How to stop those irritating automatic Windows updates
Instead of waiting for Windows to update itself, you can do manual updates on a regular basis.
Dong NgoSF Labs Manager, Editor / Reviews
CNET editor Dong Ngo has been involved with technology since 2000, starting with testing gadgets and writing code for CNET Labs' benchmarks. He now manages CNET San Francisco Labs, reviews 3D printers, networking/storage devices, and also writes about other topics from online security to new gadgets and how technology impacts the life of people around the world.

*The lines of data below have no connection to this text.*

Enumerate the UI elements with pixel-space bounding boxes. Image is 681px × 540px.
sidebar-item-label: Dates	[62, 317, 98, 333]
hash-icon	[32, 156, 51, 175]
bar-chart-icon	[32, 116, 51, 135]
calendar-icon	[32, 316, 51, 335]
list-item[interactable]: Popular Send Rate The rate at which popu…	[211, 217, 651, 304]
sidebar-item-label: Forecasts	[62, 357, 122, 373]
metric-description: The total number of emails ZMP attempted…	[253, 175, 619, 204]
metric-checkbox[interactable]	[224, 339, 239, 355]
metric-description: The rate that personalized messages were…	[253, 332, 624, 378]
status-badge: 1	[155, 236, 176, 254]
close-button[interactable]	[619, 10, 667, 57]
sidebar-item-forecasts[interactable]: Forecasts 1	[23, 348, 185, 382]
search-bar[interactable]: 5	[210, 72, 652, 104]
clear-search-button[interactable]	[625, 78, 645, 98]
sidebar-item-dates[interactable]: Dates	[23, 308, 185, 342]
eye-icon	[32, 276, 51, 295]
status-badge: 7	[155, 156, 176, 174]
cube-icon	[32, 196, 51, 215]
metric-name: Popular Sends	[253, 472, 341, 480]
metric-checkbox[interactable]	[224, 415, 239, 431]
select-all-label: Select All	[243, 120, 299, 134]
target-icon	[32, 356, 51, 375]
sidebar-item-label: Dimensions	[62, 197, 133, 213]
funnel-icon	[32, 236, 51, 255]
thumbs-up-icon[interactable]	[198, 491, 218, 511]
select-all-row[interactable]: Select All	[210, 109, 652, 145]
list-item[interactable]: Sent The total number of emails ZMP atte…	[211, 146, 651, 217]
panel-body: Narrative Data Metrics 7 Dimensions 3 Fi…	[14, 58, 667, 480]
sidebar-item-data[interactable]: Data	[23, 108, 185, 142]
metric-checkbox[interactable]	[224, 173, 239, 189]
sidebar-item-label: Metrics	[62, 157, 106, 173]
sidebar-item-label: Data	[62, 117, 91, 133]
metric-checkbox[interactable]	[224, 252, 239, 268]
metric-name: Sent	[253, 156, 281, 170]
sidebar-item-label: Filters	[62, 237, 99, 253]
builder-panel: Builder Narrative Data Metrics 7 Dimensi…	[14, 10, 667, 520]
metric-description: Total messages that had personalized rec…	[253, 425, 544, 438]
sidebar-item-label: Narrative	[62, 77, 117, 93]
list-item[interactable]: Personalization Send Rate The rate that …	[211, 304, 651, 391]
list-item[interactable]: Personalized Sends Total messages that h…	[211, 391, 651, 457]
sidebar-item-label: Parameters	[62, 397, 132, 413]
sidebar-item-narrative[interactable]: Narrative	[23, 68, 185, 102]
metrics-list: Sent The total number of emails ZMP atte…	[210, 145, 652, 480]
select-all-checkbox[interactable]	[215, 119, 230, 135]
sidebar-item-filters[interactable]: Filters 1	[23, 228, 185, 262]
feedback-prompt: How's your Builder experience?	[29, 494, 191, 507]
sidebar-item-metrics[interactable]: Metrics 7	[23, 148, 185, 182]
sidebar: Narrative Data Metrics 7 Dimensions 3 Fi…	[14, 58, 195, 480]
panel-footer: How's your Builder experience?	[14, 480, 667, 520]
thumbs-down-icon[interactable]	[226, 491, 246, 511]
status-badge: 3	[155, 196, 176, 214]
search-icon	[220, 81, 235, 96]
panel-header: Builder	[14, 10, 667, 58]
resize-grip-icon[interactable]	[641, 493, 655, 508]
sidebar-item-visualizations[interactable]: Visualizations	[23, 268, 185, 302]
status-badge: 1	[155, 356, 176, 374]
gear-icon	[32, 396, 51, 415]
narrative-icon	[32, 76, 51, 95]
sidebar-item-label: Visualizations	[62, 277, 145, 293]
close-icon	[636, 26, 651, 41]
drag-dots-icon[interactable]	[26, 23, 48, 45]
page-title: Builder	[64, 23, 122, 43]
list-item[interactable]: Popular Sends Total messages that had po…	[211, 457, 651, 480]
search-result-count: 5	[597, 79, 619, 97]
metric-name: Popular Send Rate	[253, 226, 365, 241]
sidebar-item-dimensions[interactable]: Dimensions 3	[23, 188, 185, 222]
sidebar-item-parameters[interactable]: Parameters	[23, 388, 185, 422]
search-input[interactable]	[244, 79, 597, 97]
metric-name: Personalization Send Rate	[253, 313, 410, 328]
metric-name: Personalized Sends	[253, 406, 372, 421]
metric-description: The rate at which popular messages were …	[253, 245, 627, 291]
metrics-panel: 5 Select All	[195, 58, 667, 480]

Watch this: Windows 10 automatic updates are a nightmare - but this may help
If you use Microsoft Windows, you can likely relate to my colleague Sean Hollister who recently documented at length the number of times that the automatic Windows Update feature has caused him pain. Sitting through an unwanted update can involve an unwanted restart and will take up your time and internet bandwidth.
You can avoid the worst of this by adjusting Windows Update's active hours, which specifies a period when an automatic restart supposedly won't take place. But this will only work if you leave the computer on during the non-active hours.
If you want to make absolutely sure that Windows won't update at an inappropriate time, take matters into your own hands and run Windows Update manually. It's a good idea to do this before a big event, like the day before an important presentation. And it's easy -- here's how:
Click the Start Button, then click Settings -- it's the button with the cogwheel symbol.
Click on the button that reads Update & Security.
On the Windows Update tab, click on Check for updates. Here you can also change Windows Update's Active hours.
Alternatively, you can also type "Check for updates" into the Windows search field.
Or you can create a desktop shortcut by right-clicking an empty space on the desktop, select New and click on Shortcut, thenuse ms-settings:windowsupdate as the location of the item the shortcut points to.
Now just wait for the updates (if any) to be downloaded and installed. In most cases that's all you'll need to do. Windows may ask to restart once the update is complete. You can wait until you know you have a few minutes to spare, then restart the computer.
If you do this once a week or a few times a month, you'll never be caught off guard by a new update. And the update process will be quicker since you install only one or two at a time rather than a whole bunch of them.